Kamma Niyama : Hukum sebab-akibat, ciri semua fenomena tindakan yang dilakukan yaitu perbuatan yang baik akan berakibat baik dan perbuatan yang buruk akan mendatangkan akibat yang buruk
Citta Niyama : Hukum psikologis, mencakup semua proses kerja pikiran.
Dhamma Niyama : Hukum kebenaran, ciri semua fenomena yang terjadi yaitu bahwa semua fenomena saling keterkaitan dan termasuk semua proses yang bukan merupakan cakupan empat hukum tersebut.

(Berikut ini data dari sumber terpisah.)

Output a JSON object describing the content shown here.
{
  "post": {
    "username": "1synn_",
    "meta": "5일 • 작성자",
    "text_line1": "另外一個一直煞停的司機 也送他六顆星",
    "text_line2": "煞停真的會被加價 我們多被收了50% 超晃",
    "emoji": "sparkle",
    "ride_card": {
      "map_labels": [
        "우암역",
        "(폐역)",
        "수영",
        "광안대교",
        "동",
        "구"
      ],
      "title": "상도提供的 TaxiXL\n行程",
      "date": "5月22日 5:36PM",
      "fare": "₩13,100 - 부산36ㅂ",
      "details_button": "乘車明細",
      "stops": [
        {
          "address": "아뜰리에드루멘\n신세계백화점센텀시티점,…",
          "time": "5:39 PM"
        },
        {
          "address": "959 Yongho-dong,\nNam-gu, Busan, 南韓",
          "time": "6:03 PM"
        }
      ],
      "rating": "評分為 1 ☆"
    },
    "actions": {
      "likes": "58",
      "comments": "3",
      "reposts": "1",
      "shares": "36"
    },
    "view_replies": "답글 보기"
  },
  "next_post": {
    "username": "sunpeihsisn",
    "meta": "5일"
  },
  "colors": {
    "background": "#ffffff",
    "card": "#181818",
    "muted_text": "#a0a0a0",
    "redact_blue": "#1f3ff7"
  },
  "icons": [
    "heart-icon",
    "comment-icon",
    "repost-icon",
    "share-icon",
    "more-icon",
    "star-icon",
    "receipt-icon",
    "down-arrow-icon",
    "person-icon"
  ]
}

Tsunami merupakan sebuah contoh dari peristiwa yang disebabkan oleh penyebab alami. Lempengan-lempengan tektonik pada permukaan bumi bergerak disebabkan karena gempa bumi, energi yang dilepaskan menciptakan gelombang yang sangat besar dimana, ketika mengenai pantai menyebabkan kerusakan. Orang-orang yang berada di daerah dimana tertimpa Tsunami baru-baru ini mengalami dua jenis penderitaan penderitaan yang disebabkan oleh penyebab alam dan penderitaan yang disebabkan oleh penyebab moral, yaitu Kamma. Saat terjadi banjir besar seseorang mungkin terhantam oleh pohon yang jatuh, tergores oleh serpihan logam atau terhempas ke dinding. Ini merupakan contoh efek yang menyakitkan dari penyebab alami dan tidak ada hubungannya dengan perbuatan baik atau buruk pada masa lampau.

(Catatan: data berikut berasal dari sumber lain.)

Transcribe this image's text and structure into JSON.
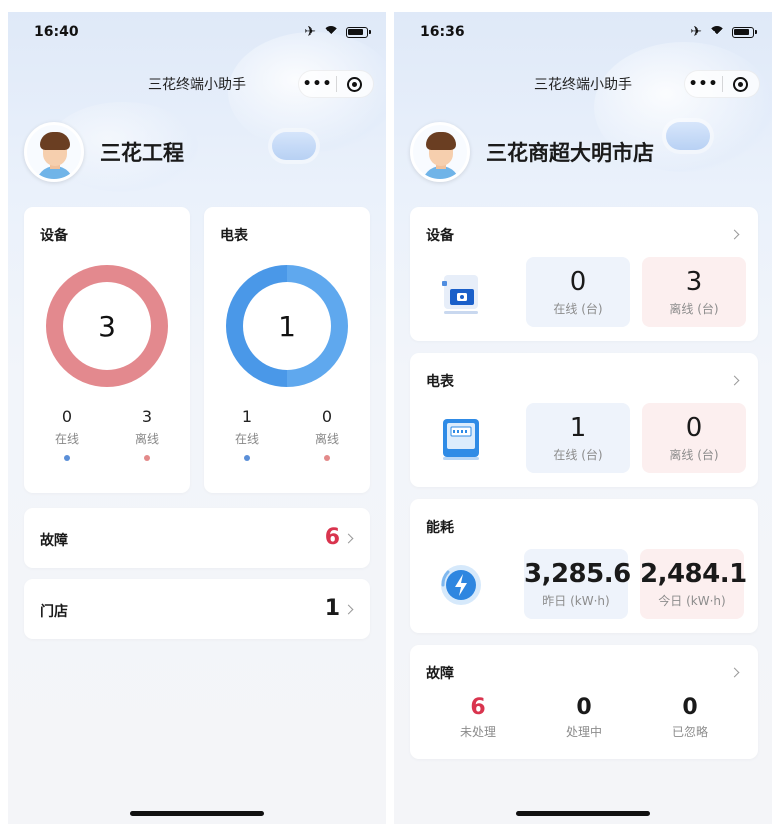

Beberapa umat Buddha yang kurang akan informasi mungkin akan berkata bahwa kematian dan kecelakaan yang disebabkan oleh tsunami merupakan hasil dari Kamma buruk yang lampau. Perlu ditekankan di sini bahwa pernyataan tersebut bertolak belakang dengan apa yang telah diajarkan oleh Sang Buddha. Dalam Devadaha Sutta (Majjhima Nikaya II.214, dan Anguttara Nikaya I.173) Sang Buddha mengatakan bahwa kepercayaan yang mengatakan bahwa setiap pengalaman yang kita alami sekarang merupakan hasil dari Kamma kehidupan masa lampau (sabbam tam pubbe katahetu) adalah salah dan merupakan pandangan keliru (miccha ditthi). Dalam Sivaka Sutta (Samyutta Nikaya IV. 228) Beliau mengatakan bahwa penderitaan yang kadangkala kita alami dapat merupakan akibat dari Kamma tetapi juga bisa karena penyakit, cuaca, kelalaian ataupun sebab-sebab eksternal (opakkamikani). Tsunami merupakan contoh yang baik dari penyebab ketiga dan yang terakhir. Semua Kamma, baik Kamma baik maupun buruk, pastilah memiliki dampak, tetapi tidak semua dampak berhubungan dengan Kamma.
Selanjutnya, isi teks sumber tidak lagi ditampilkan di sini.